自衛権が武力を持つことによってほかの諸国に威圧するため、もしものため、同じことだが抑止のためというなら、諸外国のわが国に対する武力行使による侵略の根拠を明らかにしなければならない。
もし、諸外国が武力を持っているだけでわが国に対する侵略の意図をもっていると判断するならば、それでわが国も武力を持つというなら、わが国の武力が他国に対する侵略の意図をもっていると判断されることである。
要するに矛盾だが、アメリカでも中国でも、軍隊はどこであってもひとつの需要である。すなわち、軍需産業の消費市場である。だから、どうして自衛隊が聖域のまま残っているのかといえば、もっともらしい理由をつけてその予算が多くの軍需産業に潤いをもたらすからである。

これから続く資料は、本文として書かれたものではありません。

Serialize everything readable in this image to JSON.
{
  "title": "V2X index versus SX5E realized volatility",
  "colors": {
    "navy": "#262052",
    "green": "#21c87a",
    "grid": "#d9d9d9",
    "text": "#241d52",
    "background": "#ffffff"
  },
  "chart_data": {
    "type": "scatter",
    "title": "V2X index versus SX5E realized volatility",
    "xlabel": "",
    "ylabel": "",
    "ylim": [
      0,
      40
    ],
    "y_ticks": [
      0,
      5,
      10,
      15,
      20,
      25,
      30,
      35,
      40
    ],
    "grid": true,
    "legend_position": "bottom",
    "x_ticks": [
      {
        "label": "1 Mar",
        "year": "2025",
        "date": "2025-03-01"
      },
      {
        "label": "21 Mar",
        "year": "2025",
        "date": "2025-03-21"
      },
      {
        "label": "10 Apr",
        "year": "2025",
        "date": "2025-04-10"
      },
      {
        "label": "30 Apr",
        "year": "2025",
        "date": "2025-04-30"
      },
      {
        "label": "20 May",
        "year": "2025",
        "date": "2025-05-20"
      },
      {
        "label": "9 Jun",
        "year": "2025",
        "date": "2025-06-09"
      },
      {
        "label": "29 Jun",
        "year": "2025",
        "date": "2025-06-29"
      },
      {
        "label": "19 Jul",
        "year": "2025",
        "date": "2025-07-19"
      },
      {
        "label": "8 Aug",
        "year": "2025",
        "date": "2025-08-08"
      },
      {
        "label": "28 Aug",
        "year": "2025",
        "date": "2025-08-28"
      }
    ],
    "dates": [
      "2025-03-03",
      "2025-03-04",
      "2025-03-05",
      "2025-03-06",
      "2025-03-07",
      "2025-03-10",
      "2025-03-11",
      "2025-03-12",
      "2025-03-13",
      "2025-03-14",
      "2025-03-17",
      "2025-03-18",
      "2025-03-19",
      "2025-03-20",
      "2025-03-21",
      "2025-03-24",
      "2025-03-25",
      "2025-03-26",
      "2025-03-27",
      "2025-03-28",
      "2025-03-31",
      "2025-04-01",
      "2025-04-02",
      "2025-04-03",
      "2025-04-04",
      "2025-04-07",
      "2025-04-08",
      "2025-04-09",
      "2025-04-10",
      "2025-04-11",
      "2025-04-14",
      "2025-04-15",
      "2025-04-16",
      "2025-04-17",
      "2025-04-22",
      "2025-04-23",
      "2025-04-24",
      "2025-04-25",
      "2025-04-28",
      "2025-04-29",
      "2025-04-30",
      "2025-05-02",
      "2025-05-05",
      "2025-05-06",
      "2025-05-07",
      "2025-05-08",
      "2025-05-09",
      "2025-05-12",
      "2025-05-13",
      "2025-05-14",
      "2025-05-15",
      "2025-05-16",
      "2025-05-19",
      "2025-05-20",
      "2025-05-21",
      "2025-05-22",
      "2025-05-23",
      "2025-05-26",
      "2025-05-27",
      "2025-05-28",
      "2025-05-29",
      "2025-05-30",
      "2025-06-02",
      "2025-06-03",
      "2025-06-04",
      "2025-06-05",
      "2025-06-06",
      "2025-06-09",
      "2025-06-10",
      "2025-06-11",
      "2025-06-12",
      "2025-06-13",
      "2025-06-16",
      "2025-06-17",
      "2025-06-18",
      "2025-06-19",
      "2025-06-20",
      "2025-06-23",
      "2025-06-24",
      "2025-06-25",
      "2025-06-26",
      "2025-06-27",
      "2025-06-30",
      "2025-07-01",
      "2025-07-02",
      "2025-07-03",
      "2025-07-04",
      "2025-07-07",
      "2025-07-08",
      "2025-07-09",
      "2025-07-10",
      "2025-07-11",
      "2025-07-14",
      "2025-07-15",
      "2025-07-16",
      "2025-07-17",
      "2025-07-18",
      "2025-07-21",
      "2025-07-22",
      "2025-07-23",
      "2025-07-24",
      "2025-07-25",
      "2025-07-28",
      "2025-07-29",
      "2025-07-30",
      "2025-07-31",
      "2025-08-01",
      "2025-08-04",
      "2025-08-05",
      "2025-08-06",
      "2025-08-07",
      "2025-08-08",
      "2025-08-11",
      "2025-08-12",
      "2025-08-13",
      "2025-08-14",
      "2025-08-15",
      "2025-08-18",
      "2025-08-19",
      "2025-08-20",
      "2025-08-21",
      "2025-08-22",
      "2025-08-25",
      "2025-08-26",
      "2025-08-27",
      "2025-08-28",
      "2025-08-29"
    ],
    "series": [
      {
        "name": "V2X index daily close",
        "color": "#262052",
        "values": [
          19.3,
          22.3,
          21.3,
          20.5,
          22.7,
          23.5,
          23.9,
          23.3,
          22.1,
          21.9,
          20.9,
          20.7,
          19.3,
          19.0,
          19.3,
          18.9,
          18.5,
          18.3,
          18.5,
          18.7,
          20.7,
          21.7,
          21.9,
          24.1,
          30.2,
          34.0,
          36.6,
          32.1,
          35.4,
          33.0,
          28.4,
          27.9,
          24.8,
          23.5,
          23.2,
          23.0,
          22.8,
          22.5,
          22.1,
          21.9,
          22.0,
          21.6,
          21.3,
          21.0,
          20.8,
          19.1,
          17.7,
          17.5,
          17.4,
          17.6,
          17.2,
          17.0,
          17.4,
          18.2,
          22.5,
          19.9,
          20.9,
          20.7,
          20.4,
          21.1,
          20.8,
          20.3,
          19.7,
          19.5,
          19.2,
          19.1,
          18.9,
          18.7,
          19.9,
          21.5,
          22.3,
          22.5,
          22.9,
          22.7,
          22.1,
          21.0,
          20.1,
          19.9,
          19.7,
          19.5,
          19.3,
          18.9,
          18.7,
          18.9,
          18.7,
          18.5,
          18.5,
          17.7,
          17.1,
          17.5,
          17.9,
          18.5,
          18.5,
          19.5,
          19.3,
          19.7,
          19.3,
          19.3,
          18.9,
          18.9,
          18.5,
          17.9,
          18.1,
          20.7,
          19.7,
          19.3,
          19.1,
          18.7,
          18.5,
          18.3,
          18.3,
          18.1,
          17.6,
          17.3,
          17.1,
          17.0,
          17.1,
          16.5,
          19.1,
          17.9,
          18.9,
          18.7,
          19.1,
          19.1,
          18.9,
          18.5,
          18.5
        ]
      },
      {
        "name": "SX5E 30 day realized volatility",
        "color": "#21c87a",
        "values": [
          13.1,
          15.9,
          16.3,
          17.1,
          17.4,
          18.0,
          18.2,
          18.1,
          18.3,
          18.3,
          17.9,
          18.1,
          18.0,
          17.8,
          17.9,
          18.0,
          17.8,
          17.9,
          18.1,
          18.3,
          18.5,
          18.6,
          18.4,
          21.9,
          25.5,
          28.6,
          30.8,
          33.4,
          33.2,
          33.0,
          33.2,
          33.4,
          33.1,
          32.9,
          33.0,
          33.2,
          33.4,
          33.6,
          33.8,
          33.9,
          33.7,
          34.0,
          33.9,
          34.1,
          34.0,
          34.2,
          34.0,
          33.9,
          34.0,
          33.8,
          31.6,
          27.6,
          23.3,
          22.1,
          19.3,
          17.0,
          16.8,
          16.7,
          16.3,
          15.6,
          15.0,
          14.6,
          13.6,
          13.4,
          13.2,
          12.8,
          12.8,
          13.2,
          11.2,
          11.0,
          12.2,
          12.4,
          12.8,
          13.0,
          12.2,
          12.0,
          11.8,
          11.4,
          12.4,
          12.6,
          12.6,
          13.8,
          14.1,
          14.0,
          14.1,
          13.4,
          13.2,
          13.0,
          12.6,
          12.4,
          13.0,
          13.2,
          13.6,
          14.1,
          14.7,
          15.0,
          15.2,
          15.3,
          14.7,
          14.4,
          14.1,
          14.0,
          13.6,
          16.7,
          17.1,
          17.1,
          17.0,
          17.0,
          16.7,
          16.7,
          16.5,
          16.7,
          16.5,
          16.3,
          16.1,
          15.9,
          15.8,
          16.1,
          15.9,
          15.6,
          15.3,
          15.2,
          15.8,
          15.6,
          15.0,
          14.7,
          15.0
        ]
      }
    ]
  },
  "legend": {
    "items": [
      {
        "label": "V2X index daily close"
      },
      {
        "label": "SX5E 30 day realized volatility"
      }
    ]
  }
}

では、日本の独立をその観念的な観点から考えればどのような結論が出てくるか。それこそ、中国の脅威だ、北朝鮮の脅威だ、テロリストの脅威だ、という理由による軍需産業と軍隊の聖域化だ。
それでは、日本の自衛権というものはいったい何か。
観念的に言えば、日本の独立を守ることである。
ところが、日本は、物質的に考えれば、日本独自の独立というものは観念的なものに過ぎない。
貿易によって石油をはじめとするさまざまな商品を輸入しなければならない。
日本の独立を物質的な観点から考えれば、世界平和をもたらす世界各国の非戦闘・非武装であり、戦争によって生産物を浪費しないことによって達成するところの生産関係である。

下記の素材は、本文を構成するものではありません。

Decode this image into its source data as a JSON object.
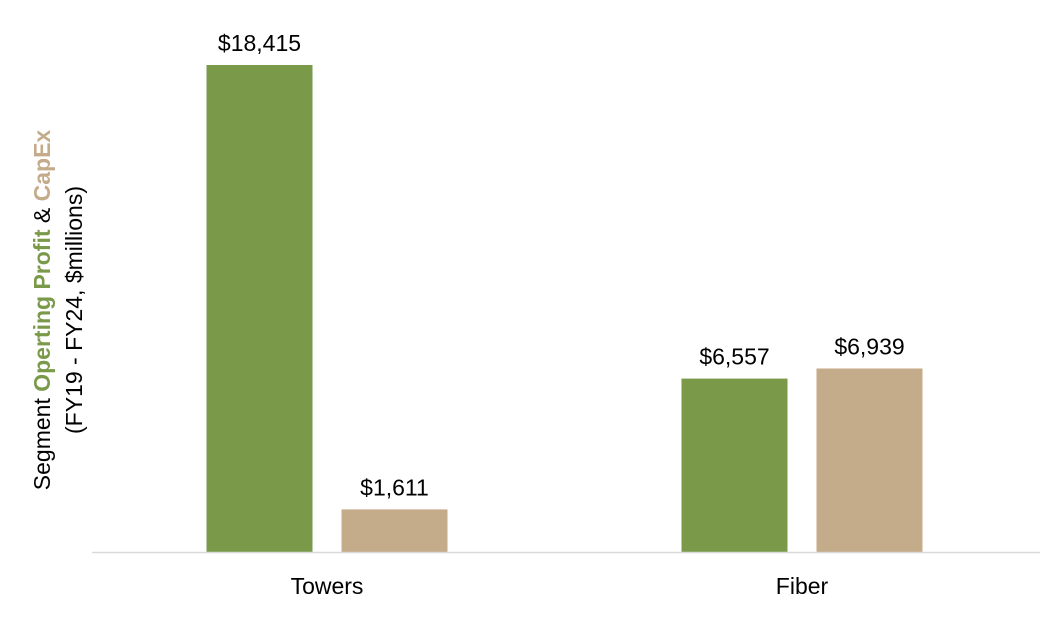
{
  "chart_data": {
    "type": "bar",
    "categories": [
      "Towers",
      "Fiber"
    ],
    "series": [
      {
        "values": [
          18415,
          6557
        ],
        "labels": [
          "$18,415",
          "$6,557"
        ],
        "color": "#7a9a4a"
      },
      {
        "values": [
          1611,
          6939
        ],
        "labels": [
          "$1,611",
          "$6,939"
        ],
        "color": "#c4ab89"
      }
    ],
    "ylabel": {
      "line1": [
        {
          "text": "Segment ",
          "color": "#000000",
          "bold": false
        },
        {
          "text": "Operting Profit",
          "color": "#7a9a4a",
          "bold": true
        },
        {
          "text": " & ",
          "color": "#000000",
          "bold": false
        },
        {
          "text": "CapEx",
          "color": "#c4ab89",
          "bold": true
        }
      ],
      "line2": "(FY19 - FY24, $millions)"
    },
    "ylim": [
      0,
      18415
    ],
    "grid": false,
    "legend": "none"
  },
  "colors": {
    "axis_line": "#d9d9d9"
  }
}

資本主義的な生産様式から生まれる諸矛盾を戦争で一時的に解消する方法をアメリカが取ってきたのを、あの小泉が協調している。
そのために、どうしても日本国憲法九条が邪魔になってきた背景がある。
その背景が、たとえば消費税の増税をやろうとしていること、できるだけ国民の負担を増やすような方策を考えていることによって現れている。
生産が増大しないのにどうやって儲けを増やすのか、その方法が小泉の改革で行われようとしている。要するに、今失業していない多くの国民からできるだけ貨幣を抜き取ることである。
「いまや世界市場には、ただ貨幣だけが商品だ!という声が響きわたる。鹿が清水を求めて鳴くように、彼の魂は貨幣を、この唯一の富を求めて叫ぶ。」(大月書店 資本論第一巻180ページ)
剰余価値としての貨幣は、多くの国民が銀行などの債権として持っている。それをどうやって抜き取るのかといえば、増税が一番手っ取り早い。
無論、国民に他国などの脅威をあおって、自衛権云々をマスコミが大宣伝して、自衛権のための軍隊を聖域にしたいのは、それなりの銭勘定があるからだ。